Transcribing Phone Calls in Real-time with Twilio and Vosk

This week I published a tutorial on the Twilio blog showing how you can transcribe phone calls in real-time in ASP.NET Core, using an open-source speech recognition engine called Vosk.

It was a really fun project to put together, and allowed me to make use of NAudio to convert the incoming mu-law audio into linear PCM resampled to 16kHz. I kept the audio signal chain description fairly succinct in the article, but for those interested in a slightly longer explanation, here's a bit more detail of how I created the AudioConverter class.

It was a little bit of an unconventional signal path for NAudio, as we needed to receive audio in a byte[] and get it out as a short[], but to do the resampling, needed to go to to floating point (as resampling involves the need to do some filtering).

The signal chain I came up with started with a BufferedWaveProvider because that allows us to put blocks of samples in as they arrive, and then uses ToSampleProvider to convert into an NAudio ISampleProvider which uses floating point samples. This means it can be passed into the WdlResamplingSampleProvider which I chose because it is a fully managed implementation so it can be used cross-platform.

But then we needed to get back to 16 bit samples, and I did that with the ToWaveProvider extension method to get us back to an IWaveProvider and then wrapped that in a WaveFloatTo16Provider. We still weren't done, as IWaveProvider writes into a byte[], and we wanted a short[] array. Fortunately NAudio has the extremely helpful WaveBuffer utility which allows us to effectively do a "reinterpret" cast between arrays of different types.

Here's the constructor for the AudioConverter (which we create for each call we want to transcribe).

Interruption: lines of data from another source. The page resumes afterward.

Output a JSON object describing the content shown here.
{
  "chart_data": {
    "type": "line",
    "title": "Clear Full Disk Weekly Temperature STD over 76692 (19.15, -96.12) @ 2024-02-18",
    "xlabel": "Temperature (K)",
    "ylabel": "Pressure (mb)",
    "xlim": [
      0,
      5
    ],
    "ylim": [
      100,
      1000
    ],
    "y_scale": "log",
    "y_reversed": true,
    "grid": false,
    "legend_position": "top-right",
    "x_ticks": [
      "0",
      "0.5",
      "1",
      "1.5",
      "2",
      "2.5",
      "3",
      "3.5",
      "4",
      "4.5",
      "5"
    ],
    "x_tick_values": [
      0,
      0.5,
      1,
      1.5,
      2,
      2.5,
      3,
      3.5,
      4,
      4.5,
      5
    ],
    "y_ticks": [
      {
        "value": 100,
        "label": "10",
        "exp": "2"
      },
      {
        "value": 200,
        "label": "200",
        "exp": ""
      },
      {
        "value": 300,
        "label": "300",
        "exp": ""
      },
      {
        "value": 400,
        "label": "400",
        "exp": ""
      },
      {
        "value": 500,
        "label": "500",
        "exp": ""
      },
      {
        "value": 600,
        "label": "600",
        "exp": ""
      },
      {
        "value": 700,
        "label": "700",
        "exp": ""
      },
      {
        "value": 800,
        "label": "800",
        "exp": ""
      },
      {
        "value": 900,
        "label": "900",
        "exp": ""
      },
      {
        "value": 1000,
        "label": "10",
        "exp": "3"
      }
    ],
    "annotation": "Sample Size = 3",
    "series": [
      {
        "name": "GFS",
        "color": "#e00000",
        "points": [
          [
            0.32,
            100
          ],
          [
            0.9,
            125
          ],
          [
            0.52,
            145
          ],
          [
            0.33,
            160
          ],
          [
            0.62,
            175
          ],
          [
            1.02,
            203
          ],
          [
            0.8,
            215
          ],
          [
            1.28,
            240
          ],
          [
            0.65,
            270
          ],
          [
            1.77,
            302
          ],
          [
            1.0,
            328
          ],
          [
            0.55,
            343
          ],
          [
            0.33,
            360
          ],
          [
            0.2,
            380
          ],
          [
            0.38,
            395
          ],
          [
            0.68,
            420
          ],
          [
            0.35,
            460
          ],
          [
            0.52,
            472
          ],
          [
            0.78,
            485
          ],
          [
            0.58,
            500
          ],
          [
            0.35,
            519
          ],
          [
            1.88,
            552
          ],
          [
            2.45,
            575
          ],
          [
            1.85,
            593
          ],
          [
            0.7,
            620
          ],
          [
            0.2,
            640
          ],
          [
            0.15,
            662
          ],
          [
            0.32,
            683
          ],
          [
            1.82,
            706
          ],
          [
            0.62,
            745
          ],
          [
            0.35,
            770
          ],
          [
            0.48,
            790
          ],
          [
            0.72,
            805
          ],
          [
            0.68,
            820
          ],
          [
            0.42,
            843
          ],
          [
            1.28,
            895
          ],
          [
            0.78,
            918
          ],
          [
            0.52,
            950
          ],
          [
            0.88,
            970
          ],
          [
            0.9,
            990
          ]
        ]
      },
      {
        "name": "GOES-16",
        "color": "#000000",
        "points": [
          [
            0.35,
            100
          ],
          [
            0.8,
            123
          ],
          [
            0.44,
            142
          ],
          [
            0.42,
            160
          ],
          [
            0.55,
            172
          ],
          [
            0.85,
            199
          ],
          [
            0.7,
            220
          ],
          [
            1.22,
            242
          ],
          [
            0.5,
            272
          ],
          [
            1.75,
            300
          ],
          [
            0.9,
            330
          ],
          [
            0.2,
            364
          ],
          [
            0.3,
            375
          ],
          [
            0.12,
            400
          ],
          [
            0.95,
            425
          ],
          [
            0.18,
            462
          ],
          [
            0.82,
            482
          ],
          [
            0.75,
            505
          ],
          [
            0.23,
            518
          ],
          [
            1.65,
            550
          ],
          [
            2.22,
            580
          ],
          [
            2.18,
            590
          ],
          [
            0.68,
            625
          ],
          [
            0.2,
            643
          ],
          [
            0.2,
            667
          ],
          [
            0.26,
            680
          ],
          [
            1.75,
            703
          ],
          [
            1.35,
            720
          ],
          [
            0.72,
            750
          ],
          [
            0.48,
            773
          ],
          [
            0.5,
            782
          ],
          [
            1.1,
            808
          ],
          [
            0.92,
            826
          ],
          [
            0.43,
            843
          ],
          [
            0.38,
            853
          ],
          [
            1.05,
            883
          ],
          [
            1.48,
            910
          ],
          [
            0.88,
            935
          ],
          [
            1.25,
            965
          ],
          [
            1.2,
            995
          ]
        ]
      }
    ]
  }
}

This sets up the signal chain I just described.

private readonly BufferedWaveProvider bufferedWaveProvider;
private readonly IWaveProvider outputProvider;
private readonly byte[] outputBuffer;
private readonly WaveBuffer outputWaveBuffer;
public AudioConverter()
{
    bufferedWaveProvider = new BufferedWaveProvider(new WaveFormat(8000, 1));
    var resampler = new WdlResamplingSampleProvider(
        bufferedWaveProvider.ToSampleProvider(), 16000);
    outputProvider = new WaveFloatTo16Provider(resampler.ToWaveProvider());
    outputBuffer = new byte[16000*2]; // one second of audio should be plenty
    outputWaveBuffer = new WaveBuffer(outputBuffer);
}

With this signal chain in place, every time a buffer of audio comes in, we first use the MuLawDecoder to convert from mu-law to linear 16 bit PCM. And then put the block of samples into the front of our signal chain with the AddSamples method on the BufferedWaveProvider.

Then, because I am upsampling from 8kHz to 16kHz I know that for every sample that goes in, I will expect two samples out, so we just read that number of samples out the end of our signal chain, and take advantage of the WaveBuffer to return the data as a short[] which is what Vosk is expecting.

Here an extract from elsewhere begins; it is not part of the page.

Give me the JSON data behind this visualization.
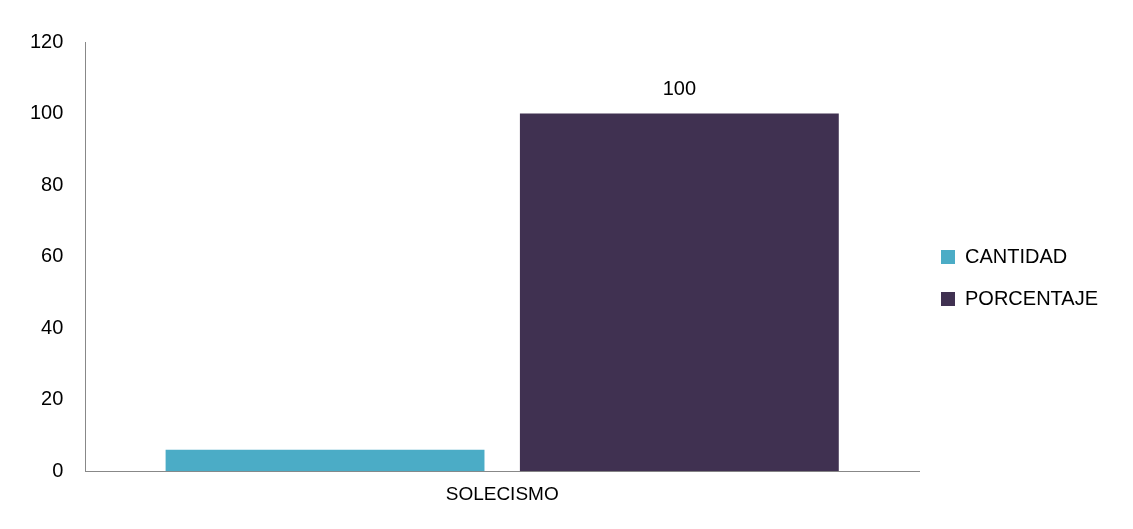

Here's the ConvertBuffer method which converts each incoming block of audio from the Twilio media streams API.

public (short[],int) ConvertBuffer(byte[] input)
{
    var samples = input.Length;

    // ulaw 8000 bitrate to Linear 8kHz bitrate
    for (int i = 0; i < input.Length; i++)
    {
        outputWaveBuffer.ShortBuffer[i] = 
            MuLawDecoder.MuLawToLinearSample(input[i]);
    }

    bufferedWaveProvider.AddSamples(outputWaveBuffer.ByteBuffer, 0, samples*2);
    var convertedBytes = samples * 4; // to PCM and to 16kHz
    var outRead = outputProvider.Read(outputBuffer, 0, convertedBytes);
    return (outputWaveBuffer.ShortBuffer, outRead / 2);
}

I didn't do loads of extensive testing, but I was impressed with the accuracy of the transcription from the smallest Vosk model. And it was very straightforward to configure Twilio to call a webhook for each incoming phonecall, allowing us to subscribe to the audio stream.

The source code for the entire project is available here on GitHub and of course check out the blog post for a detailed explanation of how it all works.